Ginsenoside M1 Induces Apoptosis and Inhibits the Migration of Human Oral Cancer Cells

• Published in: International journal of molecular sciences Vol. 21; no. 24; p. 9704
• Main Authors: Lee, Yu-Chieh, Wong, Wei-Ting, Li, Lan-Hui, Chu, Lichieh Julie, Menon, Mridula P, Ho, Chen-Lung, Chernikov, Oleg V, Lee, Sheau-Long, Hua, Kuo-Feng
• Format: Journal Article
• Language: English
• Published: Switzerland MDPI AG 19.12.2020; MDPI
• Subjects: Animals; Annexin V; Apoptosis; Biotransformation; Cancer therapies; caspase; Caspase-3; Cell cycle; Cell Movement; Cell Proliferation; Chromatography; DNA damage; Fermentation; Fungi; G1 phase; ginsenoside; Ginsenosides - pharmacology; Humans; Male; Malignancy; Metabolites; Metastases; Mice; Mice, Inbred BALB C; Mice, Nude; migration; Mouth Neoplasms - drug therapy; Mouth Neoplasms - metabolism; Mouth Neoplasms - pathology; Oral administration; Oral cancer; Oral squamous cell carcinoma; p53 Protein; Physiology; Squamous cell carcinoma; Tumor Cells, Cultured; Vimentin; Xenograft Model Antitumor Assays; Xenografts; Xenotransplantation; Beijing China; United States > US; China; Taiwan; biotransformation; xenograft; ginsenoside; migration; apoptosis; oral squamous cell carcinoma; caspase
• ISSN: 1422-0067; 1661-6596; 1422-0067
• DOI: 10.3390/ijms21249704

Oral squamous cell carcinoma (OSCC) accounts for 5.8% of all malignancies in Taiwan, and the incidence of OSCC is on the rise.
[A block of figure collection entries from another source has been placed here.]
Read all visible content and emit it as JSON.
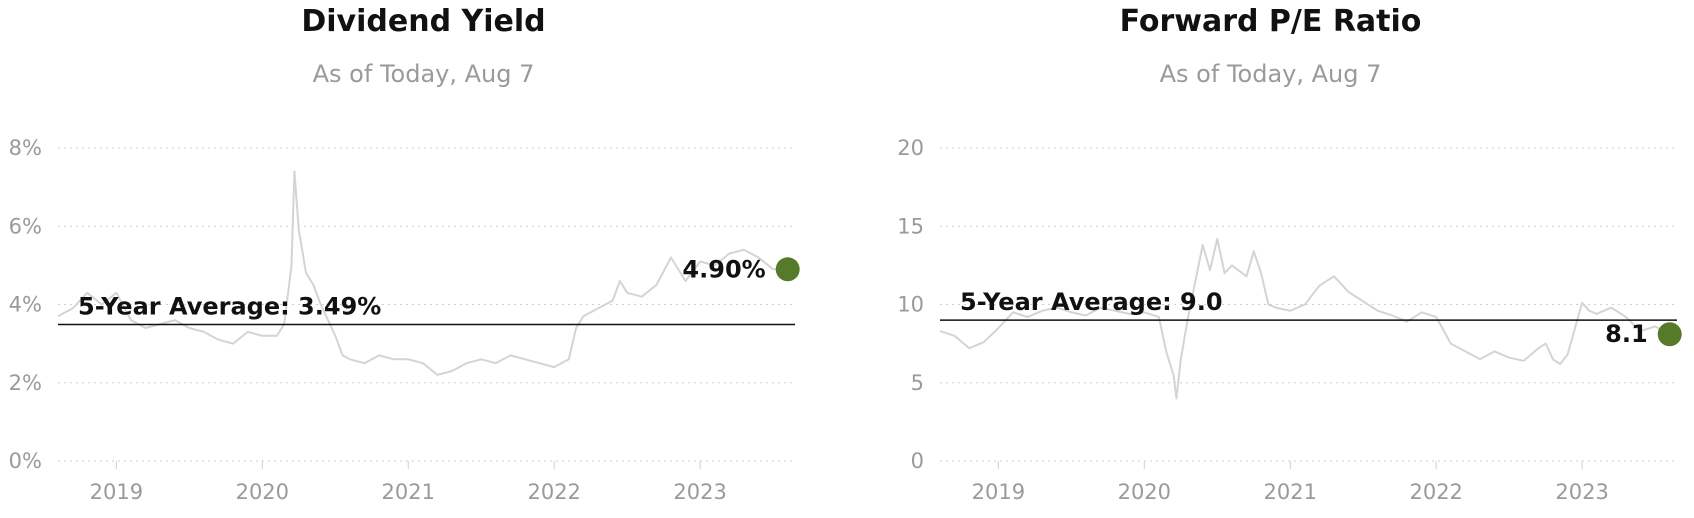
{
  "chart_data": [
    {
      "type": "line",
      "title": "Dividend Yield",
      "subtitle": "As of Today, Aug 7",
      "y_unit": "%",
      "xlim": [
        2018.6,
        2023.65
      ],
      "ylim": [
        0,
        8
      ],
      "y_ticks": [
        0,
        2,
        4,
        6,
        8
      ],
      "y_tick_labels": [
        "0%",
        "2%",
        "4%",
        "6%",
        "8%"
      ],
      "x_ticks": [
        2019,
        2020,
        2021,
        2022,
        2023
      ],
      "x_tick_labels": [
        "2019",
        "2020",
        "2021",
        "2022",
        "2023"
      ],
      "grid": true,
      "average": {
        "value": 3.49,
        "label": "5-Year Average: 3.49%"
      },
      "current": {
        "x": 2023.6,
        "value": 4.9,
        "label": "4.90%",
        "color": "#557a2a"
      },
      "series": [
        {
          "color": "#d4d4d4",
          "x": [
            2018.6,
            2018.7,
            2018.8,
            2018.9,
            2019.0,
            2019.1,
            2019.2,
            2019.3,
            2019.4,
            2019.5,
            2019.6,
            2019.7,
            2019.8,
            2019.9,
            2020.0,
            2020.1,
            2020.15,
            2020.2,
            2020.22,
            2020.25,
            2020.3,
            2020.35,
            2020.4,
            2020.45,
            2020.5,
            2020.55,
            2020.6,
            2020.7,
            2020.8,
            2020.9,
            2021.0,
            2021.1,
            2021.2,
            2021.3,
            2021.4,
            2021.5,
            2021.6,
            2021.7,
            2021.8,
            2021.9,
            2022.0,
            2022.1,
            2022.15,
            2022.2,
            2022.3,
            2022.4,
            2022.45,
            2022.5,
            2022.6,
            2022.7,
            2022.8,
            2022.9,
            2023.0,
            2023.1,
            2023.2,
            2023.3,
            2023.4,
            2023.5,
            2023.6
          ],
          "values": [
            3.7,
            3.9,
            4.3,
            4.0,
            4.3,
            3.6,
            3.4,
            3.5,
            3.6,
            3.4,
            3.3,
            3.1,
            3.0,
            3.3,
            3.2,
            3.2,
            3.5,
            5.0,
            7.4,
            5.9,
            4.8,
            4.5,
            4.0,
            3.6,
            3.2,
            2.7,
            2.6,
            2.5,
            2.7,
            2.6,
            2.6,
            2.5,
            2.2,
            2.3,
            2.5,
            2.6,
            2.5,
            2.7,
            2.6,
            2.5,
            2.4,
            2.6,
            3.4,
            3.7,
            3.9,
            4.1,
            4.6,
            4.3,
            4.2,
            4.5,
            5.2,
            4.6,
            5.1,
            5.0,
            5.3,
            5.4,
            5.2,
            4.9,
            4.9
          ]
        }
      ]
    },
    {
      "type": "line",
      "title": "Forward P/E Ratio",
      "subtitle": "As of Today, Aug 7",
      "y_unit": "",
      "xlim": [
        2018.6,
        2023.65
      ],
      "ylim": [
        0,
        20
      ],
      "y_ticks": [
        0,
        5,
        10,
        15,
        20
      ],
      "y_tick_labels": [
        "0",
        "5",
        "10",
        "15",
        "20"
      ],
      "x_ticks": [
        2019,
        2020,
        2021,
        2022,
        2023
      ],
      "x_tick_labels": [
        "2019",
        "2020",
        "2021",
        "2022",
        "2023"
      ],
      "grid": true,
      "average": {
        "value": 9.0,
        "label": "5-Year Average: 9.0"
      },
      "current": {
        "x": 2023.6,
        "value": 8.1,
        "label": "8.1",
        "color": "#557a2a"
      },
      "series": [
        {
          "color": "#d4d4d4",
          "x": [
            2018.6,
            2018.7,
            2018.8,
            2018.9,
            2019.0,
            2019.1,
            2019.2,
            2019.3,
            2019.4,
            2019.5,
            2019.6,
            2019.7,
            2019.8,
            2019.9,
            2020.0,
            2020.1,
            2020.15,
            2020.2,
            2020.22,
            2020.25,
            2020.3,
            2020.35,
            2020.4,
            2020.45,
            2020.5,
            2020.55,
            2020.6,
            2020.7,
            2020.75,
            2020.8,
            2020.85,
            2020.9,
            2021.0,
            2021.1,
            2021.2,
            2021.3,
            2021.4,
            2021.5,
            2021.6,
            2021.7,
            2021.8,
            2021.9,
            2022.0,
            2022.1,
            2022.2,
            2022.3,
            2022.4,
            2022.5,
            2022.6,
            2022.7,
            2022.75,
            2022.8,
            2022.85,
            2022.9,
            2023.0,
            2023.05,
            2023.1,
            2023.2,
            2023.3,
            2023.4,
            2023.5,
            2023.6
          ],
          "values": [
            8.3,
            8.0,
            7.2,
            7.6,
            8.5,
            9.5,
            9.2,
            9.6,
            9.8,
            9.5,
            9.3,
            9.8,
            9.6,
            9.4,
            9.5,
            9.2,
            7.0,
            5.5,
            4.0,
            6.5,
            9.2,
            11.5,
            13.8,
            12.2,
            14.2,
            12.0,
            12.5,
            11.8,
            13.4,
            12.0,
            10.0,
            9.8,
            9.6,
            10.0,
            11.2,
            11.8,
            10.8,
            10.2,
            9.6,
            9.3,
            8.9,
            9.5,
            9.2,
            7.5,
            7.0,
            6.5,
            7.0,
            6.6,
            6.4,
            7.2,
            7.5,
            6.5,
            6.2,
            6.8,
            10.1,
            9.6,
            9.4,
            9.8,
            9.2,
            8.3,
            8.6,
            8.1
          ]
        }
      ]
    }
  ]
}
OSCC is also a common malignancy worldwide, and the five-year survival rate remains poor. Therefore, new and effective treatments are needed to control OSCC. In the present study, we prepared ginsenoside M1 (20-O-beta-d-glucopyranosyl-20(S)-protopanaxadiol), a major deglycosylated metabolite of ginsenoside, through the biotransformation of leaves by the fungus SP-LSL-002. We investigated the anti-OSCC activity and associated mechanisms of ginsenoside M1 in vitro and in vivo. We demonstrated that ginsenoside M1 dose-dependently inhibited the viability of human OSCC SAS and OEC-M1 cells. To gain further insight into the mode of action of ginsenoside M1, we demonstrated that ginsenoside M1 increased the expression levels of Bak, Bad, and p53 and induced apoptotic DNA breaks, G1 phase arrest, PI/Annexin V double-positive staining, and caspase-3/9 activation. In addition, we demonstrated that ginsenoside M1 dose-dependently inhibited the colony formation and migration ability of SAS and OEC-M1 cells and reduced the expression of metastasis-related protein vimentin. Furthermore, oral administration or subcutaneous injection of ginsenoside M1 significantly reduced tumor growth in SAS xenograft mice. These results indicate that ginsenoside M1 can be translated into a potential therapeutic against OSCC.